1. **Repo restructured to a Skill-shell layout in the last 3 days.** Root holds SKILL.md / AGENTS.md / references/ + thin governance scripts; `scripts/project/` holds the Python package, its own AGENTS.md, install.sh, tests. This is a clean reference layout for "Skill outside, project inside" — recommendable to other skill authors who need to bundle a working Python tool.

2. **CI now exists and is non-trivial.** `.github/workflows/ci.yml` runs `validate-skill.sh --strict` (frontmatter + Codex skill alignment), a secret scan over the diff range (push range or PR base..HEAD), and a supply-chain audit. This earns release_pipeline_score 2 (was 1) but is held below 3 because no e2e sync run is captured as a CI artifact.

3. **Honest README — kept this strength.** Still unusually clear about what the tool *doesn't* do: no PostgreSQL writeback, no SQLite, no cloud accounts, no server credentials. That clarity remains a quality signal.

4. **Single-source dataset contract preserved across the move.** `dataset_registry.json` is now under `scripts/project/src/tradecat_terminal/`, but both the installed CLI *and* the zero-install `request.py` (via raw URL) still consume it.
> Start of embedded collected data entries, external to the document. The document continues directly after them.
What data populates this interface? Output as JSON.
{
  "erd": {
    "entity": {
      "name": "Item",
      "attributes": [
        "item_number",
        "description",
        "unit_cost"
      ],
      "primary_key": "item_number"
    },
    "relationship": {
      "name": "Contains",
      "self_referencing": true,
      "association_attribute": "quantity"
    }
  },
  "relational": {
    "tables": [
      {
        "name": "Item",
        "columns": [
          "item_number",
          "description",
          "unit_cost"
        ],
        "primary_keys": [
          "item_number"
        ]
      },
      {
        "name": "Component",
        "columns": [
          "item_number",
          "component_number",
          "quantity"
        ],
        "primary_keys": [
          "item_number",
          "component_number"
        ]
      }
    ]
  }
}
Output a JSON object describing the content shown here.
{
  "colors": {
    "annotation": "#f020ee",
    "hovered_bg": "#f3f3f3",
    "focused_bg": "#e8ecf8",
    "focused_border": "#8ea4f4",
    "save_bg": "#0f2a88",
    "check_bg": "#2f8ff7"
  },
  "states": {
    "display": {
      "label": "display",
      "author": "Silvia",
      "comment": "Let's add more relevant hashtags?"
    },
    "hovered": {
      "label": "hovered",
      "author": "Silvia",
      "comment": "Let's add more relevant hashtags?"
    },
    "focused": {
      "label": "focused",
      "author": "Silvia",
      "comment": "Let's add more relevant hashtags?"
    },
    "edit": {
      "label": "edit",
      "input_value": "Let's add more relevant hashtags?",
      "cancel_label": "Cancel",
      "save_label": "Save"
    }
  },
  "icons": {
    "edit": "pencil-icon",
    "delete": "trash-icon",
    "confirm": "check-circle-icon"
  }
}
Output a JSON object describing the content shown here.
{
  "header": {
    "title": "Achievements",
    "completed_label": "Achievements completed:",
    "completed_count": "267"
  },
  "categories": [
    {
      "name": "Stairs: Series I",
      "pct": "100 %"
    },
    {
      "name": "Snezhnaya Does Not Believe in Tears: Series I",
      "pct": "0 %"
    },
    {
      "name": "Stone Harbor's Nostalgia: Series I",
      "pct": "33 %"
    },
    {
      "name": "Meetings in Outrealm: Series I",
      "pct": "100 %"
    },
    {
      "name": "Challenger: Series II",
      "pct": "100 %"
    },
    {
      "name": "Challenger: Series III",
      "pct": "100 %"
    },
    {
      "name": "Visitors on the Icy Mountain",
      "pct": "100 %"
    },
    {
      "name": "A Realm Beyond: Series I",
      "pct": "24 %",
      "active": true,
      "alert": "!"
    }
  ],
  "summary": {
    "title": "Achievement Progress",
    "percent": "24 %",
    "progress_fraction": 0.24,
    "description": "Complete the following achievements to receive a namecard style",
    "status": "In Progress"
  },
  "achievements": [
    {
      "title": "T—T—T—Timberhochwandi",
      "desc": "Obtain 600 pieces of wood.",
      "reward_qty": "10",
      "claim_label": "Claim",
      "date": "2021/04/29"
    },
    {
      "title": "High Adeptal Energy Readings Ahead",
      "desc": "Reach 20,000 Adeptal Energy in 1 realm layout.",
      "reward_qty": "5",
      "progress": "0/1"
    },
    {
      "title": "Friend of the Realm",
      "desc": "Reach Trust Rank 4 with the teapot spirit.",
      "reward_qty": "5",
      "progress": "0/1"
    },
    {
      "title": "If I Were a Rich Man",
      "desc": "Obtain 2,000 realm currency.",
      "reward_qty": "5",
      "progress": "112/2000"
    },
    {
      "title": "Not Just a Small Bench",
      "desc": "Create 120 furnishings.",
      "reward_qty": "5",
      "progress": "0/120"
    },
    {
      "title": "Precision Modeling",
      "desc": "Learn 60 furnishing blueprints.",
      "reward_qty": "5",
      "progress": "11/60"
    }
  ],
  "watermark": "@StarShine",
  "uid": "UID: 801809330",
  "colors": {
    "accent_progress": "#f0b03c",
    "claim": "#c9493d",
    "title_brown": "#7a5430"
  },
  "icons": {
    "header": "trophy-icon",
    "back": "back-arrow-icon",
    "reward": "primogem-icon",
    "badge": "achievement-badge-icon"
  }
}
Refactor preserved the single-source guarantee.

5. **2-workbook design is new.** Previous registry had 1 workbook; now `market_data` (3 snapshot datasets) + `alternative_data` (event_stream). This is a healthier separation of concerns — alternative data has a different cadence and ownership profile.

6. **Test concentration is the soft spot.** 81 tests in a single 1622-line file is real coverage but a refactor liability. A reader looking for "where is the cache test" or "where is the TUI test" can't tell from filenames.

7. **License debt grew, not shrank.** README still claims MIT via badge, repo still has no LICENSE file, and the star count grew from 928 to 935 in the 3 days between evals. This is the easiest fix on the list (one file commit) and the highest legal cost of any single missing artifact.

## Score deltas vs. 2026-05-04

- **+** 4 new static claims passed (skill-shell, CI, governance, tests)
- **+** release_pipeline_score 1 → 2 (CI now exists)
- **=** has_license still false (penalty unchanged)
- **=** layer ceiling unchanged (still molecule with deferred e2e)
- **=** archetype changed from pure-cli to hybrid-skill (more accurate, no score effect)

## Next steps to raise the score

1. **Add a LICENSE file** matching the README MIT badge — biggest single-line win. Removes the 935-star unlicensed penalty and unblocks fork/redistribute.
2. **Capture an e2e sync run as CI artifact** (sync exit code + cache size + dataset row count) — would let claim-007 verify without each user running curl|sh, lifting the molecule ceiling.
3. **Split `test_cache_tui.py`** into focused modules (test_cache.py, test_tui.py, test_sync.py) — improves refactor safety and reads cleaner.